Optimizers

class geoopt.optim.RiemannianAdam(*args, stabilize=None, **kwargs)[source]

Riemannian Adam with the same API as torch.optim.Adam.

Parameters:
  • params (iterable) – iterable of parameters to optimize or dicts defining parameter groups
  • lr (float (optional)) – learning rate (default: 1e-3)
  • betas (Tuple[float, float] (optional)) – coefficients used for computing running averages of gradient and its square (default: (0.9, 0.999))
  • eps (float (optional)) – term added to the denominator to improve numerical stability (default: 1e-8)
  • weight_decay (float (optional)) – weight decay (L2 penalty) (default: 0)
  • amsgrad (bool (optional)) – whether to use the AMSGrad variant of this algorithm from the paper On the Convergence of Adam and Beyond (default: False)
Other Parameters:
 

stabilize (int) – Stabilize parameters if they are off-manifold due to numerical reasons every stabilize steps (default: None – no stabilize)

step(closure=None)[source]

Performs a single optimization step.

Parameters:closure (callable, optional) – A closure that reevaluates the model and returns the loss.
class geoopt.optim.RiemannianSGD(params, lr, momentum=0, dampening=0, weight_decay=0, nesterov=False, stabilize=None)[source]

Riemannian Stochastic Gradient Descent with the same API as torch.optim.SGD.

Parameters:
  • params (iterable) – iterable of parameters to optimize or dicts defining parameter groups
  • lr (float) – learning rate
  • momentum (float (optional)) – momentum factor (default: 0)
  • weight_decay (float (optional)) – weight decay (L2 penalty) (default: 0)
  • dampening (float (optional)) – dampening for momentum (default: 0)
  • nesterov (bool (optional)) – enables Nesterov momentum (default: False)
Other Parameters:
 

stabilize (int) – Stabilize parameters if they are off-manifold due to numerical reasons every stabilize steps (default: None – no stabilize)

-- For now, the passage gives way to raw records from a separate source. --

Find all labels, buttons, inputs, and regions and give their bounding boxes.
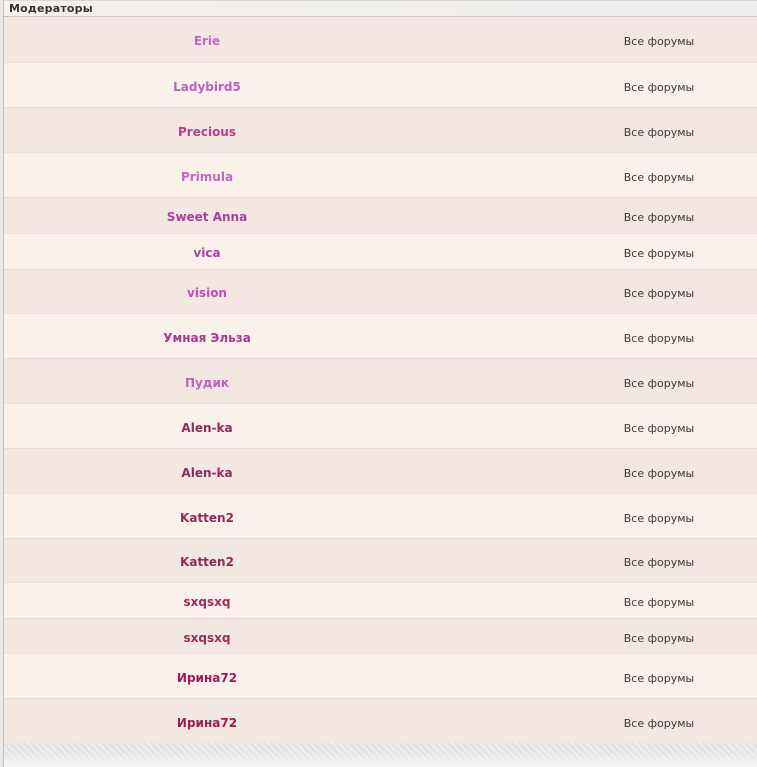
moderator-name-link[interactable]: Alen-ka: [181, 465, 233, 480]
moderated-forums-link[interactable]: Все форумы: [623, 631, 695, 645]
moderator-name-link[interactable]: vica: [193, 246, 221, 260]
moderated-forums-link[interactable]: Все форумы: [623, 716, 695, 730]
moderator-name-link[interactable]: Ladybird5: [173, 79, 241, 94]
moderator-name-link[interactable]: sxqsxq: [183, 630, 231, 645]
moderated-forums-cell: Все форумы: [561, 206, 757, 225]
moderator-list: Erie Все форумы Ladybird5 Все форумы Pre…: [4, 17, 757, 743]
moderator-name-link[interactable]: Ирина72: [176, 670, 238, 685]
moderated-forums-link[interactable]: Все форумы: [623, 466, 695, 480]
moderator-name-cell: Ирина72: [4, 667, 410, 686]
moderator-name-cell: Erie: [4, 30, 410, 49]
moderated-forums-cell: Все форумы: [561, 591, 757, 610]
moderated-forums-cell: Все форумы: [561, 76, 757, 95]
moderator-row: Katten2 Все форумы: [4, 538, 757, 582]
moderator-name-cell: Alen-ka: [4, 462, 410, 481]
moderated-forums-link[interactable]: Все форумы: [623, 287, 695, 300]
moderator-row: vision Все форумы: [4, 269, 757, 313]
moderated-forums-link[interactable]: Все форумы: [623, 511, 695, 525]
moderated-forums-link[interactable]: Все форумы: [623, 247, 695, 260]
moderator-row: Katten2 Все форумы: [4, 493, 757, 538]
moderator-row: sxqsxq Все форумы: [4, 582, 757, 618]
moderated-forums-cell: Все форумы: [561, 667, 757, 686]
moderated-forums-link[interactable]: Все форумы: [623, 170, 695, 184]
moderated-forums-cell: Все форумы: [561, 372, 757, 391]
moderators-panel: Модераторы Erie Все форумы Ladybird5 Все…: [3, 0, 757, 767]
moderated-forums-link[interactable]: Все форумы: [623, 211, 695, 224]
moderator-name-link[interactable]: Умная Эльза: [163, 330, 251, 345]
moderator-name-link[interactable]: vision: [187, 286, 227, 300]
moderator-row: Ladybird5 Все форумы: [4, 62, 757, 107]
moderated-forums-cell: Все форумы: [561, 166, 757, 185]
moderated-forums-link[interactable]: Все форумы: [623, 596, 695, 609]
moderator-name-cell: Пудик: [4, 372, 410, 391]
moderator-name-cell: Alen-ka: [4, 417, 410, 436]
moderator-row: vica Все форумы: [4, 233, 757, 269]
moderated-forums-cell: Все форумы: [561, 30, 757, 49]
moderated-forums-cell: Все форумы: [561, 551, 757, 570]
moderated-forums-cell: Все форумы: [561, 627, 757, 646]
moderator-name-link[interactable]: Katten2: [180, 510, 234, 525]
moderator-name-cell: Precious: [4, 121, 410, 140]
moderated-forums-cell: Все форумы: [561, 507, 757, 526]
moderator-name-link[interactable]: sxqsxq: [183, 595, 231, 609]
moderated-forums-cell: Все форумы: [561, 121, 757, 140]
moderated-forums-link[interactable]: Все форумы: [623, 421, 695, 435]
moderated-forums-link[interactable]: Все форумы: [623, 331, 695, 345]
moderator-name-cell: Katten2: [4, 507, 410, 526]
moderated-forums-link[interactable]: Все форумы: [623, 35, 695, 48]
moderator-name-cell: Katten2: [4, 551, 410, 570]
moderator-row: Alen-ka Все форумы: [4, 448, 757, 493]
moderator-name-link[interactable]: Ирина72: [176, 715, 238, 730]
moderator-row: Primula Все форумы: [4, 152, 757, 197]
moderator-row: sxqsxq Все форумы: [4, 618, 757, 653]
moderator-name-link[interactable]: Katten2: [180, 555, 234, 569]
moderator-row: Sweet Anna Все форумы: [4, 197, 757, 233]
moderated-forums-link[interactable]: Все форумы: [623, 556, 695, 569]
moderated-forums-cell: Все форумы: [561, 462, 757, 481]
moderator-row: Пудик Все форумы: [4, 358, 757, 403]
moderator-name-cell: Умная Эльза: [4, 327, 410, 346]
moderator-name-cell: Primula: [4, 166, 410, 185]
moderator-name-cell: sxqsxq: [4, 627, 410, 646]
moderator-name-cell: Ladybird5: [4, 76, 410, 95]
panel-footer: [4, 743, 757, 767]
moderated-forums-cell: Все форумы: [561, 282, 757, 301]
moderated-forums-cell: Все форумы: [561, 417, 757, 436]
moderator-row: Precious Все форумы: [4, 107, 757, 152]
moderated-forums-link[interactable]: Все форумы: [623, 376, 695, 390]
moderator-name-cell: vica: [4, 242, 410, 261]
moderator-name-link[interactable]: Precious: [177, 124, 236, 139]
moderator-name-link[interactable]: Alen-ka: [181, 420, 233, 435]
moderator-row: Erie Все форумы: [4, 17, 757, 62]
moderated-forums-link[interactable]: Все форумы: [623, 671, 695, 685]
moderated-forums-cell: Все форумы: [561, 327, 757, 346]
panel-header: Модераторы: [4, 0, 757, 17]
panel-title: Модераторы: [9, 2, 93, 15]
moderated-forums-link[interactable]: Все форумы: [623, 80, 695, 94]
moderator-row: Умная Эльза Все форумы: [4, 313, 757, 358]
moderator-name-cell: vision: [4, 282, 410, 301]
moderator-name-cell: Ирина72: [4, 712, 410, 731]
moderator-row: Alen-ka Все форумы: [4, 403, 757, 448]
moderator-row: Ирина72 Все форумы: [4, 653, 757, 698]
moderated-forums-cell: Все форумы: [561, 242, 757, 261]
moderator-name-cell: Sweet Anna: [4, 206, 410, 225]
moderator-name-link[interactable]: Primula: [180, 169, 234, 184]
moderated-forums-cell: Все форумы: [561, 712, 757, 731]
moderator-name-link[interactable]: Пудик: [184, 375, 230, 390]
moderator-row: Ирина72 Все форумы: [4, 698, 757, 743]
moderator-name-link[interactable]: Erie: [193, 34, 221, 48]
moderator-name-cell: sxqsxq: [4, 591, 410, 610]
moderated-forums-link[interactable]: Все форумы: [623, 125, 695, 139]
moderator-name-link[interactable]: Sweet Anna: [166, 210, 248, 224]
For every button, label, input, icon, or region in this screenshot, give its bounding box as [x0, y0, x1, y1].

step(closure=None)[source]

Performs a single optimization step (parameter update).

Parameters:closure (callable) – A closure that reevaluates the model and returns the loss. Optional for most optimizers.

Note

Unless otherwise specified, this function should not modify the .grad field of the parameters.

class geoopt.optim.SparseRiemannianAdam(params, lr=0.001, betas=(0.9, 0.999), eps=1e-08, amsgrad=False)[source]

Implements lazy version of Adam algorithm suitable for sparse gradients.

In this variant, only moments that show up in the gradient get updated, and only those portions of the gradient get applied to the parameters.

Parameters:
  • params (iterable) – iterable of parameters to optimize or dicts defining parameter groups
  • lr (float (optional)) – learning rate (default: 1e-3)
  • betas (Tuple[float, float] (optional)) – coefficients used for computing running averages of gradient and its square (default: (0.9, 0.999))
  • eps (float (optional)) – term added to the denominator to improve numerical stability (default: 1e-8)
  • amsgrad (bool (optional)) – whether to use the AMSGrad variant of this algorithm from the paper On the Convergence of Adam and Beyond (default: False)
Other Parameters:
 

stabilize (int) – Stabilize parameters if they are off-manifold due to numerical reasons every stabilize steps (default: None – no stabilize)

step(closure=None)[source]

Performs a single optimization step (parameter update).

Parameters:closure (callable) – A closure that reevaluates the model and returns the loss. Optional for most optimizers.

Note

Unless otherwise specified, this function should not modify the .grad field of the parameters.

class geoopt.optim.SparseRiemannianSGD(params, lr, momentum=0, dampening=0, nesterov=False, stabilize=None)[source]

Implements lazy version of SGD algorithm suitable for sparse gradients.

In this variant, only moments that show up in the gradient get updated, and only those portions of the gradient get applied to the parameters.

Parameters:
  • params (iterable) – iterable of parameters to optimize or dicts defining parameter groups
  • lr (float) – learning rate
  • momentum (float (optional)) – momentum factor (default: 0)
  • dampening (float (optional)) – dampening for momentum (default: 0)
  • nesterov (bool (optional)) – enables Nesterov momentum (default: False)
Other Parameters:
 

stabilize (int) – Stabilize parameters if they are off-manifold due to numerical reasons every stabilize steps (default: None – no stabilize)

step(closure=None)[source]

Performs a single optimization step (parameter update).

Parameters:closure (callable) – A closure that reevaluates the model and returns the loss. Optional for most optimizers.

Note

Unless otherwise specified, this function should not modify the .grad field of the parameters.